In these instances in this society, traction is concentrated in and gained by solo operators, criminal cabals, and crooked circles; therein are franchises and joint ventures of domestic economics that seek the old dubious prosperity, and to keep it in the family, including the political ones.  Move against those embedded interests and there is a stirring outcry.  TD Jakes could learn something from these lamenting ones.

It was outcry that graced Crum-Ewing’s mother at the inception; that feeble self-serving traction quickly faded to the movement and whispers of a paltry few here.  There is no money there, and there is not many photo ops in the offing.  Then again, it is too hot; people are too busy; and there is too much to protect, which ranges from visibility to continuity to possibility.  Do not jeopardize the present or any potential for profit.

Rosa knew there would be hell to pay; Medgar heard the angels calling; and Colin moved to give back, millions be damned.  It was let the chips fall where they may in each and every instance.  Something good will come out of this; if only the inner satisfaction of having stood up for something, something of value; something bigger than the self.
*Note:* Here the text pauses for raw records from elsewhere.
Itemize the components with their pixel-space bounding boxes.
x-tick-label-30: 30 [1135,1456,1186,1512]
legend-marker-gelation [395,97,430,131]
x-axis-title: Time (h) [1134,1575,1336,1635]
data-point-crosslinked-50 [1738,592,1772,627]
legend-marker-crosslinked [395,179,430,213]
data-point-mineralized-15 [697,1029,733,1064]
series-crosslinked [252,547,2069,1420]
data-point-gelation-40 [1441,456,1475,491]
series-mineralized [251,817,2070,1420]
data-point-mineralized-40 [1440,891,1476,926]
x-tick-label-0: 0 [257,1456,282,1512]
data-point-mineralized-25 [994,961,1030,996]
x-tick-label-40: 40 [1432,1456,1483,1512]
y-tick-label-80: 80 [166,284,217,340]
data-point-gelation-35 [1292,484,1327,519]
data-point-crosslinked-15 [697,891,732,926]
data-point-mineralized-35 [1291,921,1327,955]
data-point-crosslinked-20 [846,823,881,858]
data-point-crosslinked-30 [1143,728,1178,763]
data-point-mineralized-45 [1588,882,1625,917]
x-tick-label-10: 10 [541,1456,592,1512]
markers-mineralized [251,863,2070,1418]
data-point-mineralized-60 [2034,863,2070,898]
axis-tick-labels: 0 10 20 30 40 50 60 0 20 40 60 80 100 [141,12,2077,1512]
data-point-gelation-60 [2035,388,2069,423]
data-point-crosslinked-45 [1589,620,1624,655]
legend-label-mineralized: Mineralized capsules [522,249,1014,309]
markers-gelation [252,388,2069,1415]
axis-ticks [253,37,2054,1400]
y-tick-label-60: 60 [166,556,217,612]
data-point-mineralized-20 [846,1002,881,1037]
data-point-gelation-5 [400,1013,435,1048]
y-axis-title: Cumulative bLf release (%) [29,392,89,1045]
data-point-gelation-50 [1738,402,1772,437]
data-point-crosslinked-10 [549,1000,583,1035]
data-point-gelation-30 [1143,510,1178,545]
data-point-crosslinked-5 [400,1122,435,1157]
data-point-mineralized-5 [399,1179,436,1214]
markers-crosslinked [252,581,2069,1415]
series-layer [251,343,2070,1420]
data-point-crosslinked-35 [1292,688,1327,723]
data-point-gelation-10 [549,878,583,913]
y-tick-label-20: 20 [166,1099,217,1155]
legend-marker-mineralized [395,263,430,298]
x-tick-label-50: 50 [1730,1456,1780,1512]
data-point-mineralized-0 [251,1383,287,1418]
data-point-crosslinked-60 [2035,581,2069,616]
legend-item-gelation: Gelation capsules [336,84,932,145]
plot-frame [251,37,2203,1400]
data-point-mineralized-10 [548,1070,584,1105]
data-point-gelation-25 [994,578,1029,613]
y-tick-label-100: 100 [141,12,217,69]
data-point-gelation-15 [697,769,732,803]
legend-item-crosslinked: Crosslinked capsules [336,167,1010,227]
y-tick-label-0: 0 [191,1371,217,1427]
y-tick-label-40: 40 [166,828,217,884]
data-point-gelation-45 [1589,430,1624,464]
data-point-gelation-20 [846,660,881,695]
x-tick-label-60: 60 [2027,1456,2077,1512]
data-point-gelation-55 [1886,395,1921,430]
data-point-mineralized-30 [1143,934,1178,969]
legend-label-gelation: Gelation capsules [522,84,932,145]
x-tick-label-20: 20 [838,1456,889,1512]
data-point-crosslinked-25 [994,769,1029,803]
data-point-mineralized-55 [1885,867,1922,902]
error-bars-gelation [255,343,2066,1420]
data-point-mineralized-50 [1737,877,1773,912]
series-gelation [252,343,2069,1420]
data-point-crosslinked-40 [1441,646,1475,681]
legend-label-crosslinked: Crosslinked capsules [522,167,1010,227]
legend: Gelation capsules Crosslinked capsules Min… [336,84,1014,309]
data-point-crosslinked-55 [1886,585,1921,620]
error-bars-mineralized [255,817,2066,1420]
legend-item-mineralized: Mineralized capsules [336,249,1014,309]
In Guyana, there was time when there were people like these; no more.  The posture and standard is: don’t go first; wait and see how things play out; and, by all means, ensure that nothing falls or sticks on the secret self; the real one.  Look closely behind all the talk: ethnic loyalties destroy commonsense; blind cult worship overwhelms logic or reason; and political allegiance suffocates initiative and wisdom.  Cumulatively, these three individual and social diseases provoke the worst impulses, and upend any probability of even embarking toward the next level; or anywhere for that matter.